De Freitas conta que seu laboratório tem particular interesse pela região do córtex pré-frontal medial e já demonstrou em outros trabalhos que a ativação dessa área está “associada a amplificação e cronificação da dor, sendo também uma região que se comunica com outras áreas do sistema límbico das emoções, e assim, provocam as comorbidades já citadas”, acrescenta.
Após o tratamento dos animais com CBD em diferente dosagens, injetadas no CA1 do hipocampo, os pesquisadores verificaram que a concentração de 60 nmol de CBD foi capaz de diminuir as sensações de dor ao toque e ao frio e atenuar os comportamentos associados à depressão, com melhora do desempenho da memória.

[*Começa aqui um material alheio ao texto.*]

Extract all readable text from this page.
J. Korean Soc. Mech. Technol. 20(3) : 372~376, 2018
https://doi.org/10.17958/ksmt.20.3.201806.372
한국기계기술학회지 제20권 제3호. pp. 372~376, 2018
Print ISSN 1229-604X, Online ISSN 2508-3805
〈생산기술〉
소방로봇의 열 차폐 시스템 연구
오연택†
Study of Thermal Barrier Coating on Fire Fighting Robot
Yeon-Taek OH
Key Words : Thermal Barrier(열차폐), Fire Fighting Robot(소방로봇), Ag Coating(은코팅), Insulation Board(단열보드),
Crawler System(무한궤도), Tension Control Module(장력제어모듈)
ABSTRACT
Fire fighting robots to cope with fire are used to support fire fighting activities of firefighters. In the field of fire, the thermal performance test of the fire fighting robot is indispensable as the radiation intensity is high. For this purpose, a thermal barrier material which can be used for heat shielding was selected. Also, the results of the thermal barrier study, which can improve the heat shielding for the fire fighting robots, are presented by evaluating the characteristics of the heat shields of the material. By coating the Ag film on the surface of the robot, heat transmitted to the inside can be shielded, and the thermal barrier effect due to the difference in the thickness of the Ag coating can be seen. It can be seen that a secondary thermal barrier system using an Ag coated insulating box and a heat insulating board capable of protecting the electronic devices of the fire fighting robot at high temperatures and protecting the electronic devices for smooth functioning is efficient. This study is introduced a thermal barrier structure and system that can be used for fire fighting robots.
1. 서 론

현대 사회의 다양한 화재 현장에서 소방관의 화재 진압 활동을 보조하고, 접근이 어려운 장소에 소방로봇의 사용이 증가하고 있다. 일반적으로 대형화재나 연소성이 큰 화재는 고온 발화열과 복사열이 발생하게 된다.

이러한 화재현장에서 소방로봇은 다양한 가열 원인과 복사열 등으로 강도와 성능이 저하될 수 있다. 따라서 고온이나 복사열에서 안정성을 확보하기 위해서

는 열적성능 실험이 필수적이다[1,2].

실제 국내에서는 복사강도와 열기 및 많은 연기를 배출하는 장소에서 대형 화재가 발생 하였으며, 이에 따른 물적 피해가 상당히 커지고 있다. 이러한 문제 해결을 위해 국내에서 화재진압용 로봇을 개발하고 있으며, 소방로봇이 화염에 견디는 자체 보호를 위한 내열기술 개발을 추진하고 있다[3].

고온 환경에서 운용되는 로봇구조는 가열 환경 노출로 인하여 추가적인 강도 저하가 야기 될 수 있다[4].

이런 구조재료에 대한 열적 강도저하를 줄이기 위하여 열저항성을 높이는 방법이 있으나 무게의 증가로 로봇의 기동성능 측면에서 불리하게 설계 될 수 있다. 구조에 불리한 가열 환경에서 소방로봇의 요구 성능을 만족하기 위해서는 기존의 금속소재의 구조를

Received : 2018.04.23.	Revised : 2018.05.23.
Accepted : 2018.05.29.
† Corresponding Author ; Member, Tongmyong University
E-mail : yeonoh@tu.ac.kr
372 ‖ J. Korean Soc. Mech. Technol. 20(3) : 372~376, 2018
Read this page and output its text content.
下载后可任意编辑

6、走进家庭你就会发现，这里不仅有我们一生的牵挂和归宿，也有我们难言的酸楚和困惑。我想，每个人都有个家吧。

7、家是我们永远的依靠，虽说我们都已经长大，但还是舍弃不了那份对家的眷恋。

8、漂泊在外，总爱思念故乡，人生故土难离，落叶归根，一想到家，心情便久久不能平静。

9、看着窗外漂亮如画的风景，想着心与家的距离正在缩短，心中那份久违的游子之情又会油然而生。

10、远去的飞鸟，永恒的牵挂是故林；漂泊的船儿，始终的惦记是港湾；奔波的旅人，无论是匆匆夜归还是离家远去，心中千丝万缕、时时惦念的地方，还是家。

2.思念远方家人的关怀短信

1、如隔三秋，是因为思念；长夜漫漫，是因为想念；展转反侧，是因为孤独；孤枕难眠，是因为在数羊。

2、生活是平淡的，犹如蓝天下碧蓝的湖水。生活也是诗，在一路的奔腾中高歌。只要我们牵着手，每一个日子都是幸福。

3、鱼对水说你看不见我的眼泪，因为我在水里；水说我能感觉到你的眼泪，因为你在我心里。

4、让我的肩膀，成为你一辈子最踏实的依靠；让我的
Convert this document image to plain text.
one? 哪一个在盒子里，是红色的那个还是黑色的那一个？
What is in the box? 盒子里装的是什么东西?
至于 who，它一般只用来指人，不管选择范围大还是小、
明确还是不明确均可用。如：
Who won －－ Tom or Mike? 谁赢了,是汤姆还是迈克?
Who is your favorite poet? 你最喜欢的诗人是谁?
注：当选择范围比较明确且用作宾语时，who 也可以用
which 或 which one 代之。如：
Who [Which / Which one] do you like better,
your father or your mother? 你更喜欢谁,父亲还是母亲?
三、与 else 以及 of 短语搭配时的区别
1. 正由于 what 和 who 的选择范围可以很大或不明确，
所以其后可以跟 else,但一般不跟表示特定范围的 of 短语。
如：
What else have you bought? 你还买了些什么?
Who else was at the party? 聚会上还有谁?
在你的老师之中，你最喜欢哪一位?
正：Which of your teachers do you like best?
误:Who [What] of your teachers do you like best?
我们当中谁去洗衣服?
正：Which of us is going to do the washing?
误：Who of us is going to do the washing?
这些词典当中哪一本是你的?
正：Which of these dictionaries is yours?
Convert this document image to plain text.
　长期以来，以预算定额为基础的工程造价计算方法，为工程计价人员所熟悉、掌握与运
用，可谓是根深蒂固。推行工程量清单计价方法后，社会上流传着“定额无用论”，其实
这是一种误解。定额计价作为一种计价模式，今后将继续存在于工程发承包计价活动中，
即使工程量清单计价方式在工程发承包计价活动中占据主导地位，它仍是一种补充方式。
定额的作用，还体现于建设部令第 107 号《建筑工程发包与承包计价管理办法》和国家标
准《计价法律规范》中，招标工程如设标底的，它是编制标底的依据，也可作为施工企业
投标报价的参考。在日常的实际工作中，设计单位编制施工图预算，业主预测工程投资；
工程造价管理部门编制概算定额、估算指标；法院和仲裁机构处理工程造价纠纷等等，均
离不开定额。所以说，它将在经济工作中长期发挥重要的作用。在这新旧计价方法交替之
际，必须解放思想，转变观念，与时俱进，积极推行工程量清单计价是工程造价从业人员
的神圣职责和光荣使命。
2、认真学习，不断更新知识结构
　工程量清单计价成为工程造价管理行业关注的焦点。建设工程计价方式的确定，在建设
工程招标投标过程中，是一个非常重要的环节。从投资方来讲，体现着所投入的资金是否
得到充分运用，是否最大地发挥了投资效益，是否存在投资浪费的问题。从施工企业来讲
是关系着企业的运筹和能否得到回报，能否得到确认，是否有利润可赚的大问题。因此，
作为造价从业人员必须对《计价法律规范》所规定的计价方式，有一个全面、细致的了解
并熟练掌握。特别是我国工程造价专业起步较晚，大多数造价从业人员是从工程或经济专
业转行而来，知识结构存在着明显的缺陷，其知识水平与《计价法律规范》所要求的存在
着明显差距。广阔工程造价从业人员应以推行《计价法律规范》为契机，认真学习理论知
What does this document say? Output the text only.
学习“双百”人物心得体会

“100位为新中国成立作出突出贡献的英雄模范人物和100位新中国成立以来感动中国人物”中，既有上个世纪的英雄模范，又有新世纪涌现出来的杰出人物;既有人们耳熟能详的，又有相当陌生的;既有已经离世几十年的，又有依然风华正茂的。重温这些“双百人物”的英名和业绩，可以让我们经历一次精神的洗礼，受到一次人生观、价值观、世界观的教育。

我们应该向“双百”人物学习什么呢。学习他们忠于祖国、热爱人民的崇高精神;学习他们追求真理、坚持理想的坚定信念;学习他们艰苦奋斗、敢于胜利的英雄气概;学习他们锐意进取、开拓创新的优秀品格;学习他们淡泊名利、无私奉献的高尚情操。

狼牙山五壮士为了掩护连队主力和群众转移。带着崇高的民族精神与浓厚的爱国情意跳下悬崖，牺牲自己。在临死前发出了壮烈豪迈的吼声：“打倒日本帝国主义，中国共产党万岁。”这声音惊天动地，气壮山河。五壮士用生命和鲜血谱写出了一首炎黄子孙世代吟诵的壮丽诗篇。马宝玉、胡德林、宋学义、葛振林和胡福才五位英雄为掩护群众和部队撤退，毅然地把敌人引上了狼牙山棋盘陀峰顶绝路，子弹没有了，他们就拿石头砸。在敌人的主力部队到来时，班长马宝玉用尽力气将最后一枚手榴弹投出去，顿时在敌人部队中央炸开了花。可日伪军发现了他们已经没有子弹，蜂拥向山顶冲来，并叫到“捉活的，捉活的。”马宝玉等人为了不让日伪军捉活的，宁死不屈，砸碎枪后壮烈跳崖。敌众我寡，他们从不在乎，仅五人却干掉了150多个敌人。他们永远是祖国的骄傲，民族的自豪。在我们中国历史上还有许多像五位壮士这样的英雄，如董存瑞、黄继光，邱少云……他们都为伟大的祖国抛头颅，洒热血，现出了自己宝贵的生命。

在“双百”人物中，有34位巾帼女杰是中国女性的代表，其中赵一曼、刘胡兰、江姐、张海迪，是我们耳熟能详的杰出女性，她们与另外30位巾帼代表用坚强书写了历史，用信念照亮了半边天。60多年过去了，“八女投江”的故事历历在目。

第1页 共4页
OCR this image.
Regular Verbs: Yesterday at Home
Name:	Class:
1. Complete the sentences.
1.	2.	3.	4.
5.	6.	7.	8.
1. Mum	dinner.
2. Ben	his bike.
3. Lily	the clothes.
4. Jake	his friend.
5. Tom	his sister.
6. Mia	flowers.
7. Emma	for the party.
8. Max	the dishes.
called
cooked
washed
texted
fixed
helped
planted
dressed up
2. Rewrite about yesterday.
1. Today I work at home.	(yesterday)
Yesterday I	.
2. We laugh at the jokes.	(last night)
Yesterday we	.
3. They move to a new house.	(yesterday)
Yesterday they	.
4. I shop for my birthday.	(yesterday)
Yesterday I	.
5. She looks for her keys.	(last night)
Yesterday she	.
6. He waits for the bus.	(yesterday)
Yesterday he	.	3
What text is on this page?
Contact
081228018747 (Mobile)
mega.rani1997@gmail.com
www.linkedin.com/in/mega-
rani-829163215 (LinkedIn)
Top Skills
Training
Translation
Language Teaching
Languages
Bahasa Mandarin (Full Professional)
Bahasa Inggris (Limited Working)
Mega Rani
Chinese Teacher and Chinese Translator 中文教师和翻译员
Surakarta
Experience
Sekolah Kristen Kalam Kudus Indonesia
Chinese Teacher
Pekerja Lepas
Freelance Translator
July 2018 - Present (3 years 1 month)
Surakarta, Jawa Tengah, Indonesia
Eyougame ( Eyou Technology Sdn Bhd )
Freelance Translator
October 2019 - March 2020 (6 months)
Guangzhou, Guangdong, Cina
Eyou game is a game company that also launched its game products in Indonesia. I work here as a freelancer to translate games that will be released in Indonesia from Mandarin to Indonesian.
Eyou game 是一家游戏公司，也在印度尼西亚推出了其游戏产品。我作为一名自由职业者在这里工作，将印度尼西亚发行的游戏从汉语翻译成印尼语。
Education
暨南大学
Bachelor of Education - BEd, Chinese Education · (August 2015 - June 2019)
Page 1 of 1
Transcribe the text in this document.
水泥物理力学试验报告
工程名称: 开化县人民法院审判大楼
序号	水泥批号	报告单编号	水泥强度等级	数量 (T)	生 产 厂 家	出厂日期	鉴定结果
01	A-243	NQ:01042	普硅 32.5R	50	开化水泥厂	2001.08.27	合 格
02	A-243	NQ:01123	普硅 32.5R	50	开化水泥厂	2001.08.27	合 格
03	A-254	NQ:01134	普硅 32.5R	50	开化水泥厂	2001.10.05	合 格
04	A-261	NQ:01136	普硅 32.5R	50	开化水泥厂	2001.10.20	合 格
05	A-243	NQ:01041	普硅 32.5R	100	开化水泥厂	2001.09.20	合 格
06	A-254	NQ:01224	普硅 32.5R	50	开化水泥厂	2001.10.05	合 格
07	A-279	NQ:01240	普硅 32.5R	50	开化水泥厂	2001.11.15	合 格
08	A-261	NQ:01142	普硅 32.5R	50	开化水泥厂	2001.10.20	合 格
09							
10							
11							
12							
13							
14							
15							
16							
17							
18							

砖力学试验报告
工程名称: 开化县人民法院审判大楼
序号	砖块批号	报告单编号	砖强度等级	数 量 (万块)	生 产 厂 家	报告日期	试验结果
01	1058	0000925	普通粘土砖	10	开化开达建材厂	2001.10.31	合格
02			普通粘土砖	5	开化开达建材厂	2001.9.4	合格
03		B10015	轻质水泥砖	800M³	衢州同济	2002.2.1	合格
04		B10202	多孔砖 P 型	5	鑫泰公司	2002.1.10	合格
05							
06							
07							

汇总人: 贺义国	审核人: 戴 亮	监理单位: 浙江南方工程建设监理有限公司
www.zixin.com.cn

Para Ana Carolina Medeiros e Priscila Medeiros, pesquisadoras da FMRP e integrantes da equipe de pesquisa, possivelmente o canabidiol utiliza a via de conexão CA1 do hipocampo com a área pré-límbica do córtex pré-frontal, induzindo neuroplasticidade. Os efeitos do CBD no CA1 dependem da ativação do córtex pré-límbico e recrutamento de receptores de serotonina (neurotransmissor relacionado à sensação de bem-estar) e de endocanabinoides (neurotransmissores receptores de canabinoides).
Essas alterações incluem ainda a reversão dos padrões da proteína c-Fos e do número de astrócitos, observada após uma única aplicação de CBD na CA1, e se traduzem numa melhor “funcionalidade da atividade celular e neuromolecular” nas regiões estudadas.
Com os resultados, a equipe de pesquisa afirma que o CBD representa “uma perspectiva terapêutica promissora no tratamento farmacológico da dor neuropática crônica e comorbidades associadas, como a depressão e comprometimento da memória”.
O estudo foi conduzido por pesquisadores da FMRP e da Escola de Enfermagem de Ribeirão Preto (EERP), ambas da USP, em conjunto com a Universidade da Campânia “Luigi Vanvitelli”, Itália.